Let n = 2^31 3^19. How many positive divisors of n^2 are less than n but
do not divide n?
Lemma: if $\displaystyle n=p_1^{a_1}\cdot\ldots\cdot p_k^{a_k}$ is the prime decomposition of a natural number $\displaystyle n$, then the number of positive divisors of n is $\displaystyle \prod\limits_{i=1}^k(a_i+1)$
Well, now apply the above both to $\displaystyle n\,\,and\,\,n^2$ and do some maths...
Tonio
A divisor of $\displaystyle n^2$ must be of the form $\displaystyle 2^p\cdot3^q$, with $\displaystyle 0\leqslant p\leqslant 62$ and $\displaystyle 0\leqslant q\leqslant 38$. If it does not divide $\displaystyle n$ then either $\displaystyle p>31$ or $\displaystyle q>19$.

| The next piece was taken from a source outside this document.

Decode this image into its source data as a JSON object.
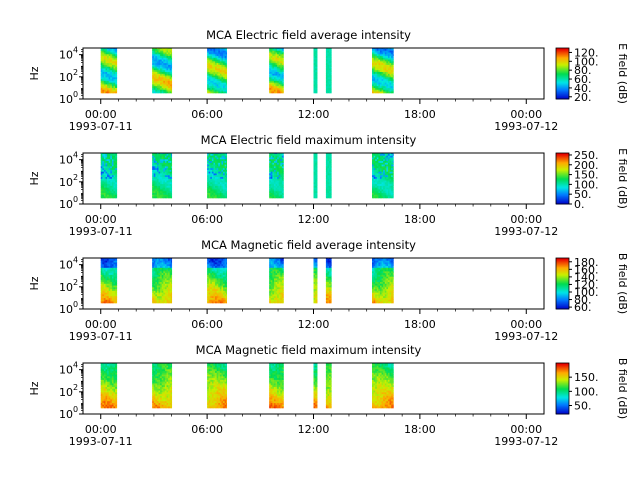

Now comes the tricky part. The remaining condition is that $\displaystyle 2^p\cdot3^q < n$. I suggest that you investigate this by choosing a random value of p between 31 and 62, say p=45, and looking at how many values of q satisfy the condition $\displaystyle 2^{45}\cdot 3^q <2^{31}\cdot 3^{19}$. [Hint: take logs.] That may possibly give you some insight into how to tackle the problem in general.
This question has already been discussed, but I have not tried to find a more elegant solution.